Em entrevista recente ao Valor, o professor Wanderley Guilherme dos Santos explicou por que considera a futura administração de de Jair Bolsonaro como um governo de ocupação. "Quando ele estima considerar movimentos de sem-terra como organização terrorista ou diz que os vermelhos ou vão embora ou vão para a cadeia isto é um governo de ocupação que transforma toda a oposição em inimigo. A visão que Bolsonaro transmitiu é que seus opositores são estrangeiros ao Brasil. Não são brasileiros propriamente ditos. São estranhos ao Brasil", diz ele.

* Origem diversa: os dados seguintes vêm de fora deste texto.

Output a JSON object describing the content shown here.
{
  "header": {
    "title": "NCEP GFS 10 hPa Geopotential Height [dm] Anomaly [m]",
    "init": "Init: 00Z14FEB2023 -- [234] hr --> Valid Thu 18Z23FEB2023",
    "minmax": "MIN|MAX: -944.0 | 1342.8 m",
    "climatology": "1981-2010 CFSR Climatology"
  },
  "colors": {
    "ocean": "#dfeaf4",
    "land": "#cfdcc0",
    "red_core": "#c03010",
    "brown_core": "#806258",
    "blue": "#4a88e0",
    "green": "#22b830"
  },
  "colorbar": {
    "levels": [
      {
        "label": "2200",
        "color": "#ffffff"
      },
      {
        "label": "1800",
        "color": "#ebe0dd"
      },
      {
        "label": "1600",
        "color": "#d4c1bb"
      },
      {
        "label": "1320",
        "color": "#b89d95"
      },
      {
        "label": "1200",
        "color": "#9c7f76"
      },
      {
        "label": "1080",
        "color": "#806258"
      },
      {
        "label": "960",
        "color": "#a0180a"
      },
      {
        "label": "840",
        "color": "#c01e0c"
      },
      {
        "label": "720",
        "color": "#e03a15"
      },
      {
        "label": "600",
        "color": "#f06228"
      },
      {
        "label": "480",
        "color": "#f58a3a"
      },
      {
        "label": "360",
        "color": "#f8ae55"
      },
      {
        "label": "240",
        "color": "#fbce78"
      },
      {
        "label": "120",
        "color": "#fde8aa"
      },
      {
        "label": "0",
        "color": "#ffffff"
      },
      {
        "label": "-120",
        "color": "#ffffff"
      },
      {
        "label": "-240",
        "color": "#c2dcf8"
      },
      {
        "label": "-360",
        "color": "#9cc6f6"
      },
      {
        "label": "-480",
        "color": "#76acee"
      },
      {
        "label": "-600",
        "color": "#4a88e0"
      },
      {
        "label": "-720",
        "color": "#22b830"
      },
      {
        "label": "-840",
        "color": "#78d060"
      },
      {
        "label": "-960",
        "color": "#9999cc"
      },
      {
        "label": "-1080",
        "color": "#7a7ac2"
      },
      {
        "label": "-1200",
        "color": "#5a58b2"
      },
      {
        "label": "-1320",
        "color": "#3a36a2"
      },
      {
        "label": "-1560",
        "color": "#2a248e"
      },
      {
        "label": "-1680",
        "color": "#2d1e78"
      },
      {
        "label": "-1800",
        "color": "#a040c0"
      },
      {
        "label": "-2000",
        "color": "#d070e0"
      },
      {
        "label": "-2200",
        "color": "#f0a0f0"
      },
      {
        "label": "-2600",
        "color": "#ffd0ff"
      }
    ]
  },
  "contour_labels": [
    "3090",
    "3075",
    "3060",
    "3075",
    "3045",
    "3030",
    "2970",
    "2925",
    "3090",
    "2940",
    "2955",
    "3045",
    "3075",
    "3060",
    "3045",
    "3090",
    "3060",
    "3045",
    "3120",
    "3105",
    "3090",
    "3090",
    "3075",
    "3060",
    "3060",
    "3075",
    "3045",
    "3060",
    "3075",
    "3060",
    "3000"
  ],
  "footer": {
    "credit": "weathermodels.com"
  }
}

"É importante entender que um governo de ocupação não é necessariamente fascista. Ele vai usar as leis que existem. Leis que estão no código penal e na Constituição e que podem ser aplicadas de uma forma perfeitamente violentadora daqueles direitos que supúnhamos adquiridos mas que não têm respaldo institucional nas leis do país. A legislação brasileira é extremamente conservadora. E até mesmo Fernando Henrique Cardoso se valeu dela, ao dar início ao seu governo enquadrando uma greve na Petrobras na Lei de Segurança Nacional."